I arrived in Dublin on a beautifully sunny autumn day. I made it to my rental in time to watch the sunset cast golden hues over vibrantly green hills. Suddenly, I wondered if all the stories I’d heard about the weather in Ireland must’ve been devised to keep traveling surfers like me away. This wasn’t at all what I was expecting.
I awoke with high hopes the next morning but found those tales of Irish weather were in fact true. The weather that had greeted me upon arrival was more the exception than the rule. It rained and the wind blew, then it rained some more and the wind blew more fiercely. It continued to do this for the first half of my trip. At one point, I had to fight off depression at the thought of making it to Ireland and not being able to surf. I’d dreamt of surfing in Ireland for well over a decade and here I was, finally in Ireland with plenty of swell but absolutely horrendous conditions—rain was pouring down sideways and the ocean had whitecaps to the horizon.

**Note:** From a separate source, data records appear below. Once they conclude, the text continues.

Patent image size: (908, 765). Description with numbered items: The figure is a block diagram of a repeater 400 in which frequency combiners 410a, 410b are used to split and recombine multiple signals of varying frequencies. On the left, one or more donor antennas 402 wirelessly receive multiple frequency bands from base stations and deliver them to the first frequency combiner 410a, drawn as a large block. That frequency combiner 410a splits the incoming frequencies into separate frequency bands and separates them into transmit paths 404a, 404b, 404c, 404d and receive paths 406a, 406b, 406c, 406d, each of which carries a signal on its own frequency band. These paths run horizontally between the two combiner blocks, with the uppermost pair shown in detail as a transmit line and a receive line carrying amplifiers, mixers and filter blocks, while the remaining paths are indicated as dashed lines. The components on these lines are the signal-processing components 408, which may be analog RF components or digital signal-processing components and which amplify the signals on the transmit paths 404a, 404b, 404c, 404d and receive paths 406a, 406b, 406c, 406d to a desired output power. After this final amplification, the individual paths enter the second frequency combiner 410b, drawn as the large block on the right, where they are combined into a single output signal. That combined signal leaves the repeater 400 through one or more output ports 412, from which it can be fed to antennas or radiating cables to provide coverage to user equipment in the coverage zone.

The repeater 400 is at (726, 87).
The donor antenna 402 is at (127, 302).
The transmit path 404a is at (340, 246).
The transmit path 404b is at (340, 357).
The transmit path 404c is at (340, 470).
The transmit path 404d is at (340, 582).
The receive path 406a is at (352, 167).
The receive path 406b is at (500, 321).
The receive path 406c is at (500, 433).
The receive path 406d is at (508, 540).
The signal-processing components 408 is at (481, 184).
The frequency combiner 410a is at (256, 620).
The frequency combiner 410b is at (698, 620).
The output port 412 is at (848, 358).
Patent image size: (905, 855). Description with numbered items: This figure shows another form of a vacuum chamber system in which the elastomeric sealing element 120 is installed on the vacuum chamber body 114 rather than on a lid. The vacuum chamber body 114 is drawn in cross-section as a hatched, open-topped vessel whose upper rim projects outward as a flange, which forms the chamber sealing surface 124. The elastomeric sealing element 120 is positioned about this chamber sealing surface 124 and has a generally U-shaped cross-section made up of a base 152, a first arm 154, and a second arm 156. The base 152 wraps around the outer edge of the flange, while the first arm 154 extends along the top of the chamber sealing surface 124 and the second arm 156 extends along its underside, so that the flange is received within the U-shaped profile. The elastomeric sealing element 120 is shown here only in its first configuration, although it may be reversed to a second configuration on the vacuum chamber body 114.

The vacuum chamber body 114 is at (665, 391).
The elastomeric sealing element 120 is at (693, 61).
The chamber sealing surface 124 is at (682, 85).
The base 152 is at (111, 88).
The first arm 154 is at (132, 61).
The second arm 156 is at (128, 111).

There is a reason why Ireland is so beautifully green; it rains a lot. The rain would cease periodically (although the wind never really did) and during those brief dry interludes, I did my best to see what the Emerald Isle had to offer. I drove the Wild Atlantic Way, checked out a few of Ireland’s sites, and scouted for potential waves once the wind backed off. But mostly I checked the forecast. You have to be constantly monitoring the weather or you might miss your only window of opportunity.
On one particular interlude, I decided to explore some coastline to the north. I eventually found myself atop some of the most drastic seaside cliffs I have ever seen. The wind was so fierce it was actually blowing water from a waterfall skyward up the cliff’s face. I’d never seen anything like it. The stream was flowing off the cliff creating a beautiful waterfall, but the onshore wind was so powerful that it was actually sending the water vertically up the cliff and back to where it came from. Offshore a couple miles there was a rainstorm that divided clear skies with sheets of rain on the horizon of the Atlantic. This was Ireland.
The Irish are a hardy people. They are so accustomed to the weather it’s as if they don’t even notice it. I saw one man mowing his lawn during a brief break in the rain while the wind was still blowing at a strong gale. I watched another man go for a run in the rain and wind when the air temperature hovered in the low 50’s, wearing nothing but shorts and a sleeveless top. I suppose in Ireland if you let the weather dictate your productivity you might never leave the house.
After a while, I came to terms with it all and began to embrace the weather. It has a way of forcing you to slow down. I spent a number of contented hours drinking coffee by the fireplace and watching the wind whip up a fury outside my window. It had been a while since I was afforded such a luxury. I stopped worrying if I’d score waves and started appreciating where I was and the people I met along the way. The funny thing is, as soon as I came to terms with the fact that I might not get to surf during my time there, the forecast began to call for a switch in the winds.
The coastline in Ireland is one of the most diverse I’ve explored. It seems like it can’t go more than a mile without a change in the direction it faces. And with so much diversity there is an endless amount of potential. When the conditions finally do come together it’s not so much a question of if there will be good waves but where they are and how to get to them. Thankfully, a friend I met along the way was kind enough to point me in the right direction on where to look for surf.
One of the beautiful things about the coastline is that a lot of it is undeveloped, so even if you know where to look you might be within earshot of good waves but have no idea they are there or how to get to them. I thought this might end up being my destiny for the trip. I watched through the windshield wipers as wave after wave peeled down the point. Even from the overlook about two miles away, I could tell it was pumping, but I had no idea how to get there. It was one of the most frustrating experiences of my life. I drove the winding road back and forth looking for the turnoff that would grant me access to the point. Back and forth I drove. Finally, I saw a small one-lane road that seemed too far away from the point to be the right road, but it was my last option so I turned off on it. I made my way through some fields and by some farmhouses. It eventually ended in a small cluster of houses with a few cars parked off to the side. There was a path that led down toward the water.
I began the trek toward the ocean with a little apprehension. I wasn’t sure if I was allowed to park where I did or if I was even supposed to be walking where I was. After about ten minutes the path ended at the bottom of a long bay. I knew at the top of the bay was the point I’d watched from a couple miles away.
This was way better than drinking coffee by the fireplace.